NY state parks to allow swimming without lifeguards

The summer is for swimming but is it safe to be in the Long Island Sound without lifeguards?

For the first time in nearly 40 years, officials with New York state parks are giving visitors a choice: guarded and unguarded beaches. For example, the Parks Office will allow swimming without supervision at the new Hallock State Park Preserve on the North Shore.

"By offering both guarded and unguarded swimming areas and dramatically expanding efforts to teach people to swim through the State Parks Learn-To-Swim program, we're providing people with the option to swim in a more natural, less developed setting such as Hallock," parks spokesman Dan Keefe said in a statement.

"If you're on an area that's not lifeguarded then you're going to put yourself at potential risk," said Bobby Hazen, the founder of End Drowning Now. He said Hallock is especially dangerous because the cell phone service is spotty and getting to the nearest landline to call 911 could take 10 minutes.

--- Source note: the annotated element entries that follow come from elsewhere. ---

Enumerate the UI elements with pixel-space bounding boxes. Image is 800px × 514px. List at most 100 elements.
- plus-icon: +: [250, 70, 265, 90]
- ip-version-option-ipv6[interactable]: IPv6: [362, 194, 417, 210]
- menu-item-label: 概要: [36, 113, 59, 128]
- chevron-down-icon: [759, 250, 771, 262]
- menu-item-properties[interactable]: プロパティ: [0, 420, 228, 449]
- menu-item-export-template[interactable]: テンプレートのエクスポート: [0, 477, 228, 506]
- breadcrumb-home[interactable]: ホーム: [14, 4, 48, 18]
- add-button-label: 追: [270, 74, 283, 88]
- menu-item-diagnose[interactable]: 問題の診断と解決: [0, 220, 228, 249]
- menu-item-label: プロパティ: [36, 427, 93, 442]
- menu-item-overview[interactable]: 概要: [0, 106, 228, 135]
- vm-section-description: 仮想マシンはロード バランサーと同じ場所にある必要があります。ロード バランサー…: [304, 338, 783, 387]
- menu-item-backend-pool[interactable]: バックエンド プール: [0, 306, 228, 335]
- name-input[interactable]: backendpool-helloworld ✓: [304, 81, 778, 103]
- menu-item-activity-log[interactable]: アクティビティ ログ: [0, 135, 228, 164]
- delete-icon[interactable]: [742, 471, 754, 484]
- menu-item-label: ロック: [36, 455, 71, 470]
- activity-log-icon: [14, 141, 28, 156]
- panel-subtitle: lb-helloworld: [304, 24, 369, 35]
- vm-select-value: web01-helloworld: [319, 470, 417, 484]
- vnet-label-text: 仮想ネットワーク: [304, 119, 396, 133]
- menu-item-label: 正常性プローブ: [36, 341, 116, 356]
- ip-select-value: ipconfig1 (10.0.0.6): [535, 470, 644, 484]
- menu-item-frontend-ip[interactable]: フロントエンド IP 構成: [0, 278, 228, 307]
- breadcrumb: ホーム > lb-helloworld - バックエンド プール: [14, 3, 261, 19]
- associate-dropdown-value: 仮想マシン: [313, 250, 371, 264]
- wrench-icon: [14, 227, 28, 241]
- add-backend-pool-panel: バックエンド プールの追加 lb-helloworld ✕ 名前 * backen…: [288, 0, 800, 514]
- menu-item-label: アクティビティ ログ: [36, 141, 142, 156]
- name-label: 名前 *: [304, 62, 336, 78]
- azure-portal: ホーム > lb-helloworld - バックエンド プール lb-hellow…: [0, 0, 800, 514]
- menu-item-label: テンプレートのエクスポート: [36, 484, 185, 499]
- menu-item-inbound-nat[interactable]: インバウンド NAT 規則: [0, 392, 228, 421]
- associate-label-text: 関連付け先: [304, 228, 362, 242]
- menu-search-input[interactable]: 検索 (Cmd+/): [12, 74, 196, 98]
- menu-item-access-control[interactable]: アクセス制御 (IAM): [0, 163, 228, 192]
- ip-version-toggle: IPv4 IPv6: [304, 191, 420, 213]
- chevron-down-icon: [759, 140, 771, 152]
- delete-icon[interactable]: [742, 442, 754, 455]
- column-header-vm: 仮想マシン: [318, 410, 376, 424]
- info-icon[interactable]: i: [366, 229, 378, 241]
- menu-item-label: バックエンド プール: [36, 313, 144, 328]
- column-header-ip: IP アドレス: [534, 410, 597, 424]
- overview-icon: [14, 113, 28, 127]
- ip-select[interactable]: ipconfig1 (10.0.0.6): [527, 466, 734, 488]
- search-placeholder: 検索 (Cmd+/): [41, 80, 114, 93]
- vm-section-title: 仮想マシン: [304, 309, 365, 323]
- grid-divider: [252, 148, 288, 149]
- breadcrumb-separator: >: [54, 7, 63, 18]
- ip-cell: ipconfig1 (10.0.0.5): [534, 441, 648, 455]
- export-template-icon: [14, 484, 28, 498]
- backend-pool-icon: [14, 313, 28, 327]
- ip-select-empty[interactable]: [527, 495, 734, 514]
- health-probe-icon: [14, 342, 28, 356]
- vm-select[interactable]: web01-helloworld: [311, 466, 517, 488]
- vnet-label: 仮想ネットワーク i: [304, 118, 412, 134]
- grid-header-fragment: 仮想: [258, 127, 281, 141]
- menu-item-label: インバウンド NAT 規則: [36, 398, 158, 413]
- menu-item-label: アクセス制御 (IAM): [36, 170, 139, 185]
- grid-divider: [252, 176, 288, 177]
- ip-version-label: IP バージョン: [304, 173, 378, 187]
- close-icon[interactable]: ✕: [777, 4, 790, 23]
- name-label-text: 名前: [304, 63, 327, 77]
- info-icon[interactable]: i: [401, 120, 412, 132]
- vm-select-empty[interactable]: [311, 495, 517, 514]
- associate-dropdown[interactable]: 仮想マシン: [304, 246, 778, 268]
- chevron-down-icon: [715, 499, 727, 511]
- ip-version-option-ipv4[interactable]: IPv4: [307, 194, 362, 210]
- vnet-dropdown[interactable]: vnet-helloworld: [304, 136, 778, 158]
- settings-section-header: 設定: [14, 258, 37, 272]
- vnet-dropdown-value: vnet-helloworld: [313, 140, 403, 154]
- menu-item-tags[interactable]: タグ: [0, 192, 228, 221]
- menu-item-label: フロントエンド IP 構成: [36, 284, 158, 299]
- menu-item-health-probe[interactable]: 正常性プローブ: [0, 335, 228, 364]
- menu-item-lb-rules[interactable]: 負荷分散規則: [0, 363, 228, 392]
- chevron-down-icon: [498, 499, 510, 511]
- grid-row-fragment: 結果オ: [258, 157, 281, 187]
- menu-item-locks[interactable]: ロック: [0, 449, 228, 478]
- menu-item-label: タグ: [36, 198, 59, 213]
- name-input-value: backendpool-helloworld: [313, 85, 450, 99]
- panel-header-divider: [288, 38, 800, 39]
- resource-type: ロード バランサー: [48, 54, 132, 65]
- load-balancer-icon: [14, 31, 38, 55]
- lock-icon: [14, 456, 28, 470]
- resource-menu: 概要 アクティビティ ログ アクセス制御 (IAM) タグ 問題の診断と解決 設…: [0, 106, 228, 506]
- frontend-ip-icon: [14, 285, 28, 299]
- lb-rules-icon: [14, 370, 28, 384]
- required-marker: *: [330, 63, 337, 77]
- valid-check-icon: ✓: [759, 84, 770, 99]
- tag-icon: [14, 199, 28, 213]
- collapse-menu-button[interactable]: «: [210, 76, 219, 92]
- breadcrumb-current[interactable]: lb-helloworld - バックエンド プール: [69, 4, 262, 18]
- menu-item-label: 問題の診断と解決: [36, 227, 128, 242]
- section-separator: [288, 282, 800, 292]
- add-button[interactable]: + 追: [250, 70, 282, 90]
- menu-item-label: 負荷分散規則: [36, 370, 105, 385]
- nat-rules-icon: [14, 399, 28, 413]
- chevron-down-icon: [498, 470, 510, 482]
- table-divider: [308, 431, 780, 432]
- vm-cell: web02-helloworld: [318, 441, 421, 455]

The Wading River Fire Department has already made about five water rescues this season. The department expects that number to go up once Hallock opens. Second Assistant Chief Branden Heller said these beaches need lifeguards in part because many people aren't familiar with the waterways.

Riverhead officials will consider having town lifeguards protect the beach once Hallock opens if the state will reimburse them.

State parks have 12 miles of guarded beaches on Long Island.